Pernyataan tersebut memicu gelombang demonstrasi di depan Gedung DPR RI. Ratusan warga dari berbagai elemen masyarakat datang menuntut klarifikasi dan permintaan maaf terbuka. Mereka menilai, apa yang diucapkan Eko bukan sekadar kelalaian, tapi mencerminkan rendahnya empati wakil rakyat terhadap penderitaan masyarakat.

Suasana Sidang yang Penuh Tekanan

Dalam ruang sidang MKD yang tertutup untuk umum itu, Eko Patrio duduk sejajar dengan beberapa rekannya yang juga terseret dalam polemik serupa: Ahmad Sahroni, Uya Kuya, Adies Kadie, dan Nafa Urbach. Wajah mereka pucat, nyaris tanpa ekspresi.

Ahmad Sahroni tampak berulang kali menundukkan kepala, seolah menyesali sesuatu yang berat. Di sisi kanan, Uya Kuya dan Eko Patrio beberapa kali memainkan ibu jari mereka gestur kecil yang menunjukkan kegugupan dan tekanan batin.

Ketua MKD DPR RI, Nazaruddin Dek Gam, memimpin sidang dengan penuh kehati-hatian. Sebelum membacakan putusan, ia memastikan seluruh proses telah melalui pemeriksaan panjang dan menghadirkan berbagai saksi serta ahli.

Deretan Saksi dan Ahli Dihadirkan

Dalam proses pemeriksaan, MKD memanggil sejumlah saksi penting, mulai dari Deputi Persidangan DPR RI Suprihartini, Letkol Suwarko, hingga akademisi Prof. Dr. Adrianus Eliasta.

Tak hanya itu, para ahli hukum dan etika pemerintahan seperti Satya Arinanto, Trubus Rahardiansyah, dan Gusti Aju Dewi juga turut dimintai pandangan. Bahkan, Wakil Koordinator Wartawan Parlemen, Erwin Siregar, juga hadir memberikan kesaksian terkait dinamika yang terjadi di ruang sidang dan dampak pemberitaan di media.

Awal Mula Kasus: Dari Joget ke Jerat Etika

Dek Gam mengungkap bahwa peristiwa yang menjadi titik awal kasus ini bermula pada Sidang Tahunan MPR RI dan Sidang Bersama DPR RI–DPD RI yang digelar pada 15 Agustus 2025.
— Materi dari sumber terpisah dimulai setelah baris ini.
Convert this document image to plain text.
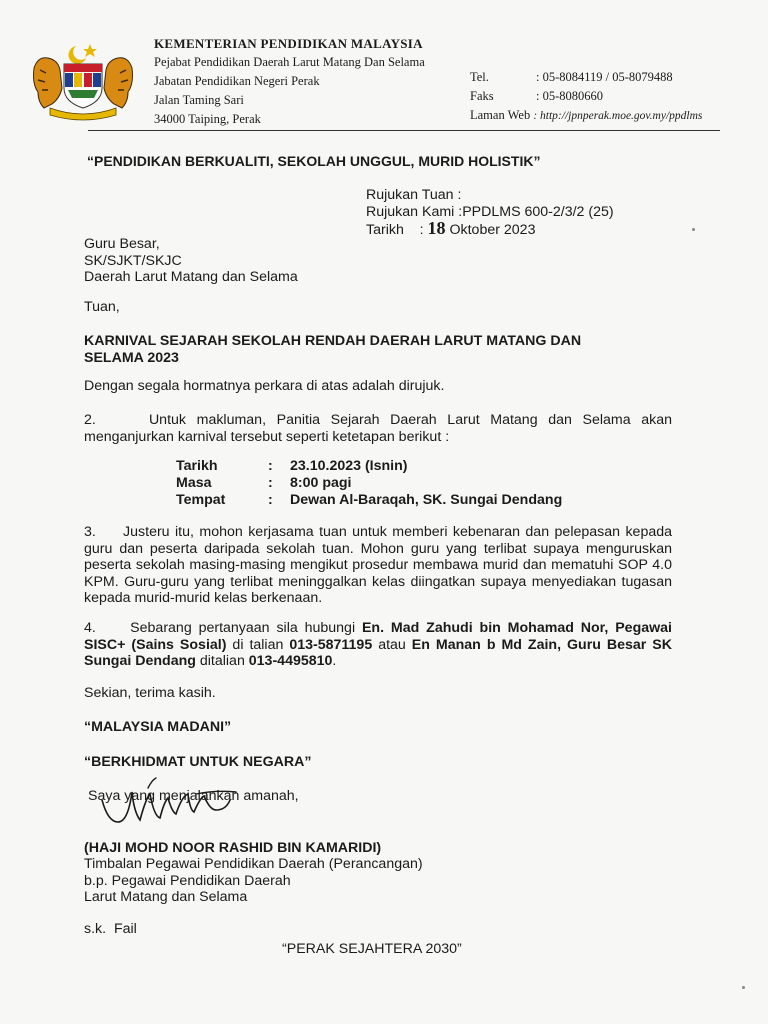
KEMENTERIAN PENDIDIKAN MALAYSIA
Pejabat Pendidikan Daerah Larut Matang Dan Selama
Jabatan Pendidikan Negeri Perak
Jalan Taming Sari
34000 Taiping, Perak
Tel.	: 05-8084119 / 05-8079488
Faks	: 05-8080660
Laman Web : http://jpnperak.moe.gov.my/ppdlms
“PENDIDIKAN BERKUALITI, SEKOLAH UNGGUL, MURID HOLISTIK”
Rujukan Tuan :
Rujukan Kami :PPDLMS 600-2/3/2 (25)
Tarikh : 18 Oktober 2023
Guru Besar,
SK/SJKT/SKJC
Daerah Larut Matang dan Selama
Tuan,
KARNIVAL SEJARAH SEKOLAH RENDAH DAERAH LARUT MATANG DAN SELAMA 2023
Dengan segala hormatnya perkara di atas adalah dirujuk.
2.     Untuk makluman, Panitia Sejarah Daerah Larut Matang dan Selama akan menganjurkan karnival tersebut seperti ketetapan berikut :
Tarikh	:	23.10.2023 (Isnin)
Masa	:	8:00 pagi
Tempat	:	Dewan Al-Baraqah, SK. Sungai Dendang
3.     Justeru itu, mohon kerjasama tuan untuk memberi kebenaran dan pelepasan kepada guru dan peserta daripada sekolah tuan. Mohon guru yang terlibat supaya menguruskan peserta sekolah masing-masing mengikut prosedur membawa murid dan mematuhi SOP 4.0 KPM. Guru-guru yang terlibat meninggalkan kelas diingatkan supaya menyediakan tugasan kepada murid-murid kelas berkenaan.
4.     Sebarang pertanyaan sila hubungi En. Mad Zahudi bin Mohamad Nor, Pegawai SISC+ (Sains Sosial) di talian 013-5871195 atau En Manan b Md Zain, Guru Besar SK Sungai Dendang ditalian 013-4495810.
Sekian, terima kasih.
“MALAYSIA MADANI”
“BERKHIDMAT UNTUK NEGARA”
Saya yang menjalankan amanah,
(HAJI MOHD NOOR RASHID BIN KAMARIDI)
Timbalan Pegawai Pendidikan Daerah (Perancangan)
b.p. Pegawai Pendidikan Daerah
Larut Matang dan Selama
s.k.  Fail
“PERAK SEJAHTERA 2030”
Dalam sidang kenegaraan yang seharusnya penuh wibawa itu, sejumlah anggota DPR terlihat berjoget-joget di kursi mereka. Momen itu terekam kamera dan tersebar luas di media sosial. Publik pun menuding, aksi tersebut terjadi setelah mereka mendapat kabar soal kenaikan gaji anggota dewan  tuduhan yang kemudian berkembang liar.

Tak lama setelah itu, beberapa anggota DPR RI termasuk Eko Patrio, disebut melontarkan ucapan dan gestur yang dinilai tidak pantas, memperburuk citra lembaga yang sudah lama kehilangan kepercayaan publik.

MKD: Tanggung Jawab Moral Tak Bisa Ditawar

Setelah melalui serangkaian pemeriksaan dan mendengarkan klarifikasi dari para teradu, MKD akhirnya menjatuhkan sanksi tegas. Menurut Dek Gam, integritas anggota DPR bukan sekadar soal hukum, tapi soal moral dan etika publik.

“Masyarakat menaruh harapan besar pada kita. Maka, setiap tindakan yang menurunkan kehormatan lembaga harus ditindak tegas, tanpa pandang bulu,” tegasnya.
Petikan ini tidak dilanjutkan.